Section 89Q(2) interest cannot be waived due to the fact that there was no 1st and 2nd provisional payments made.  When interest is calculated the 3rd provisional payment is not taken into account.

At the second provisional date, I did not have the relevant information to do an accurate return, and decided basing it on the last year assessed would be the safest option.

Please advise if SARS is correct in their disallowing the objection against interest.

A: From the facts provided it is clear that the request for guidance relates to interest (and not the under estimation penalty) payable in terms of section 89quat of the Income Tax Act. The new interest rules do not apply yet - in terms of the Tax Administration Act.  

In terms of section 89quat(2) SARS must, unless 89quat(3) applies, levy interest when the normal tax payable by the taxpayer in respect of the taxable income exceeds the credit amount in relation to the relevant year of assessment. The effective date, as it appears that the taxpayer is an individual, is 30 September of each year.  

So, it is not because there was no provisional payments made, but rather because the tax due exceeds the credit amount on the effective date, that interest is payable.  The credit amount is the sum of—

(a) the provisional tax paid by the taxpayer under the provisions of paragraph 21 or 23 of the Fourth Schedule in respect of such year;

(b) any additional provisional tax paid by the taxpayer in respect of such year under the provisions of paragraph 23A of that Schedule;

(c) any amounts of employees’ tax deducted or withheld by the taxpayer’s employer during such year; and 

(d) any amount of foreign taxes which may be deducted from the tax payable by such taxpayer in respect of the relevant year of assessment in terms of the provisions of section 6quat.  

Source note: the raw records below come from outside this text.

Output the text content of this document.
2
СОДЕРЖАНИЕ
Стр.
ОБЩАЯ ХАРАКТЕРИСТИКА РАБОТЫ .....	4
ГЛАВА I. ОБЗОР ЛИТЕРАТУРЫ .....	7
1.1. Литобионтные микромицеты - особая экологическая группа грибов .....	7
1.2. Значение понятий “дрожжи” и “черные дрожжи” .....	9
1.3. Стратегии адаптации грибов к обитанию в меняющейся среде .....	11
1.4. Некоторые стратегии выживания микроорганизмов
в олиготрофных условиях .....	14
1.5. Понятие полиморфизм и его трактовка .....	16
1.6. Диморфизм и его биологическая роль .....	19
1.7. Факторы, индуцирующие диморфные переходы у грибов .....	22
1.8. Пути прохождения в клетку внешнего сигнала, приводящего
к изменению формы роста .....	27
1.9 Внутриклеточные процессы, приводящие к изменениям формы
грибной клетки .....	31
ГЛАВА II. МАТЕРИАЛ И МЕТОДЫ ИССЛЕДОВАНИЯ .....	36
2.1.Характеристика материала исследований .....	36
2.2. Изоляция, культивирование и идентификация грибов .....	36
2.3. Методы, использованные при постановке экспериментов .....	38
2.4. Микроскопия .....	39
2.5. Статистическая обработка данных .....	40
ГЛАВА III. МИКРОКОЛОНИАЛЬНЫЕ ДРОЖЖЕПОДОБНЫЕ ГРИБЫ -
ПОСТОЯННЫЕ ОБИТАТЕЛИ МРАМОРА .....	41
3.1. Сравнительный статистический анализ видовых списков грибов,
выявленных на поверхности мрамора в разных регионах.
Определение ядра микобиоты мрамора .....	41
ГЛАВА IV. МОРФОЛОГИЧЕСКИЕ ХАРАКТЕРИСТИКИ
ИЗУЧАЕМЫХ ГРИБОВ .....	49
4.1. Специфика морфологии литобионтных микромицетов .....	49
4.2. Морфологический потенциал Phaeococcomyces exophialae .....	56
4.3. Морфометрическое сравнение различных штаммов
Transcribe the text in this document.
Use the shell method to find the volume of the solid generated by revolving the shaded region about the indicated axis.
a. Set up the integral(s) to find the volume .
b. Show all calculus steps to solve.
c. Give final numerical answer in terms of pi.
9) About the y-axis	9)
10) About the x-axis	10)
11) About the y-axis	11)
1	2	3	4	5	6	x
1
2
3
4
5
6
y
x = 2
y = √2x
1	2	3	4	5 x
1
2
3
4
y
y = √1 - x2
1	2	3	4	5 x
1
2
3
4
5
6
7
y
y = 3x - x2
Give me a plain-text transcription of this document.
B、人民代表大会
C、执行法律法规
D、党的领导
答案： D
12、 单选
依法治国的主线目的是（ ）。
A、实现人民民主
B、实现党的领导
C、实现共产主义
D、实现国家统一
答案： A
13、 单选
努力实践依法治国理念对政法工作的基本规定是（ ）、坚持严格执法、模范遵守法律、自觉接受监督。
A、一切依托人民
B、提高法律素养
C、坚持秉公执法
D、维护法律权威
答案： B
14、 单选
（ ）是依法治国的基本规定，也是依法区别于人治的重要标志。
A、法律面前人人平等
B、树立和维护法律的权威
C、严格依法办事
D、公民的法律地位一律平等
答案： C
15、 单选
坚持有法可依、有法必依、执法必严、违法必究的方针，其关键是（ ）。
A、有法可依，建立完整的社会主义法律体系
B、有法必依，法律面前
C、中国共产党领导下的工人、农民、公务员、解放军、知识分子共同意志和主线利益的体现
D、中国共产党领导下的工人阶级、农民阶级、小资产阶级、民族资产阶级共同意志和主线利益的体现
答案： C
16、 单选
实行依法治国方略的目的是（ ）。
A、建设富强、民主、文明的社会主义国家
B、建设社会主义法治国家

Disclaimer: Nothing in this query and answer should be construed as constituting tax advice or a tax opinion. An expert should be consulted for advice based on the facts and circumstances of each transaction/case. Even though great care has been taken to ensure the accuracy of the answer, SAIT do not accept any responsibility for consequences of decisions taken based on this query and answer. It remains your own responsibility to consult the relevant primary resources when taking a decision.